I really can't say what site it is.... sorry ;-)

Posted: Mon Sep 24, 2007 10:13 am
by feyd
GeXus wrote:More portable or scalable? Not sure I understand.
Both actually.

Posted: Mon Sep 24, 2007 10:19 am
by GeXus
Ok.... so database is the way. Now, should I just use it as a lookup? Then I will have to join on the "products" table... which is fine... but again, just thinking about performance here...


As far as scalability, with memcache, it's really easy to just toss another cache server into the mix... easier than adding to a db cluster..

Posted: Mon Sep 24, 2007 1:51 pm
by califdon
Disclaimer: I have no experience with really high activity systems. That said, I too support creating a new table each day. If the cron job is not an easy solution, you could check the date of creation of the table every time and if it is different from the current date, create a new random table. That would add to the execution time of each query, but only slightly for 99.99% of the queries, with just one query a day having to wait to create the new table. Just a thought.

Posted: Mon Sep 24, 2007 8:12 pm
by feyd
Whoa, whoa, whoa.. new table each day?
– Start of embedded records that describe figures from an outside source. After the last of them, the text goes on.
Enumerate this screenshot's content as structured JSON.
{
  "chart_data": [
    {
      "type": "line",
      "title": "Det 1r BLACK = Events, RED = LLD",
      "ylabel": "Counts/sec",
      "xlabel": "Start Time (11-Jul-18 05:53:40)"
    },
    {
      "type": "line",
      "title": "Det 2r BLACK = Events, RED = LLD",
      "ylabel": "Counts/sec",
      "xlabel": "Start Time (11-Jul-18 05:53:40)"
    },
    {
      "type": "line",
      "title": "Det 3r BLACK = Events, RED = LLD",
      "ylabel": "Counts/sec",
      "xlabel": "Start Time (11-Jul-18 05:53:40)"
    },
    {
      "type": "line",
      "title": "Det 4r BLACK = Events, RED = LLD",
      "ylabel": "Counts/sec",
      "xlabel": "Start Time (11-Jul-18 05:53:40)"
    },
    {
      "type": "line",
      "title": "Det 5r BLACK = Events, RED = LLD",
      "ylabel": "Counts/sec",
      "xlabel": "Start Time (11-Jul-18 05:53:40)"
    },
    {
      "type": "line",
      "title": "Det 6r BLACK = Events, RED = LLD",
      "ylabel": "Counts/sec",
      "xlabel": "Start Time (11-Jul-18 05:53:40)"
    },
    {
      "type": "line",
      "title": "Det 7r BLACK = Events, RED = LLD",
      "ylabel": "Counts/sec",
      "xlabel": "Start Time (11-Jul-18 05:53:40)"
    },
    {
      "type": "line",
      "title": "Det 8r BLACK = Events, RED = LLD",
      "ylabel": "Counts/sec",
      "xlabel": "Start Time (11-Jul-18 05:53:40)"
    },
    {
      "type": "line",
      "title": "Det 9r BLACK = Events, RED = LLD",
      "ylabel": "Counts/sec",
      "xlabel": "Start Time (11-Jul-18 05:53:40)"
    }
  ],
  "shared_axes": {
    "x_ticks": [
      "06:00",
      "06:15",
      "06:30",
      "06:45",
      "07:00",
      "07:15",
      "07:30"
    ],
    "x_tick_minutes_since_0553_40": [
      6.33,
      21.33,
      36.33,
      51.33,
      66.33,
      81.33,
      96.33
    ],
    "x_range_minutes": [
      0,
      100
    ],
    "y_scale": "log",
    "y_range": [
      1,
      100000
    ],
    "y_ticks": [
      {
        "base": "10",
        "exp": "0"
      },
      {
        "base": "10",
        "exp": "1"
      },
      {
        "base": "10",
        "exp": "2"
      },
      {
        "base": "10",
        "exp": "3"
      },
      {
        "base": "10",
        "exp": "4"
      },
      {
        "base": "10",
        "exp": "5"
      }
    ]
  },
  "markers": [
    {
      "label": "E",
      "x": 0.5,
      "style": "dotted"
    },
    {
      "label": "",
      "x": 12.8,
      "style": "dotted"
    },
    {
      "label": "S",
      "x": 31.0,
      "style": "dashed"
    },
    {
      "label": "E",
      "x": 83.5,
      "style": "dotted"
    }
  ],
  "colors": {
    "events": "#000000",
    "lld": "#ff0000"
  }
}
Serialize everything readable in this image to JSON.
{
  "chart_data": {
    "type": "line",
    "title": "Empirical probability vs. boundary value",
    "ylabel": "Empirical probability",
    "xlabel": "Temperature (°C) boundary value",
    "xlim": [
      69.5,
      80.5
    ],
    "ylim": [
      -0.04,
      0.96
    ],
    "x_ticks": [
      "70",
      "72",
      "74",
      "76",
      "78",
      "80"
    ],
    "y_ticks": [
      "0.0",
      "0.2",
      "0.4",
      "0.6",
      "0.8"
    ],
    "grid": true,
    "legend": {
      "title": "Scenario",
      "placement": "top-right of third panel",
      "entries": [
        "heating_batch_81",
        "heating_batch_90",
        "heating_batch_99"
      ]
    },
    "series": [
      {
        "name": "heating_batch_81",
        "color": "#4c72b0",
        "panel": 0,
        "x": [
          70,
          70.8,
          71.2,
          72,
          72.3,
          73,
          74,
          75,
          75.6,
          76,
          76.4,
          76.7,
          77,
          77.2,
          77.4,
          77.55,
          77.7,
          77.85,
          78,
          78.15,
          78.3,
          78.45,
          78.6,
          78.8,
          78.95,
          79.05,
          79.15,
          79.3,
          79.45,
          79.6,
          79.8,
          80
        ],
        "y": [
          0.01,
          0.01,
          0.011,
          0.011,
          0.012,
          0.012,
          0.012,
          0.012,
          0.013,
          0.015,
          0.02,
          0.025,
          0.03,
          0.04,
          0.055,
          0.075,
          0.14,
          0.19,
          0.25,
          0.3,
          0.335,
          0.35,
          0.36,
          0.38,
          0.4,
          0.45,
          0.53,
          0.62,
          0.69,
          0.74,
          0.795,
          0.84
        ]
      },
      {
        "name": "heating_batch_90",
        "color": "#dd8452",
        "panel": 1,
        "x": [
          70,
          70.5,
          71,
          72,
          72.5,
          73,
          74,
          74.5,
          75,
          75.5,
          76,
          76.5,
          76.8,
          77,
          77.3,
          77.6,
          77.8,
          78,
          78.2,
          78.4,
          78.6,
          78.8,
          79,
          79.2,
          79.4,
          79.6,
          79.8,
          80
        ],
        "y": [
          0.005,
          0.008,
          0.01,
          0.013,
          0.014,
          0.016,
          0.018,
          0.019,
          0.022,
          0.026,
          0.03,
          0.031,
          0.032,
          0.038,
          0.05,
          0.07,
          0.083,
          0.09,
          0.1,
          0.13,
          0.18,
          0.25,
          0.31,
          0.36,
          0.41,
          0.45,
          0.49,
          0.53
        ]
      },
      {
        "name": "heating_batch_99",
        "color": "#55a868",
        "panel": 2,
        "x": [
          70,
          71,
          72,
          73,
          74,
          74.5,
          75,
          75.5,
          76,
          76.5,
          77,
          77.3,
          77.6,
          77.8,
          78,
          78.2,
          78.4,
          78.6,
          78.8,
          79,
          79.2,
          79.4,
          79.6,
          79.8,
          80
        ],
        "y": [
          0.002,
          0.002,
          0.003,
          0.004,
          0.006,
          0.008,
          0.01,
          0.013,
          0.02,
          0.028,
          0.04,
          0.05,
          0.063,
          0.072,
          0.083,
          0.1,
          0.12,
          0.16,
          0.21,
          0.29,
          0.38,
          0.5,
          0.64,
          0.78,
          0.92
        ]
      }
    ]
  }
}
I don't think that's a good idea in the slightest of ways.

Posted: Fri Sep 28, 2007 6:08 pm
by califdon
feyd wrote:Whoa, whoa, whoa.. new table each day? I don't think that's a good idea in the slightest of ways.
Ordinarily I would agree with you, feyd, but this seems to me to be an unusual situation. He's talking about a fairly large table and a very high activity. Since he wants to choose just 50 rows to use for each calendar day, I think I'd rather have the millions of queries a day access 50 rows instead of 10,000 rows. On a given day, he knows that he does not want to access 9,950 of those rows.

Posted: Fri Sep 28, 2007 7:04 pm
by John Cartwright
Are we talking about truncating the temporary table and repopulating with random values or creating an entirely new table each day?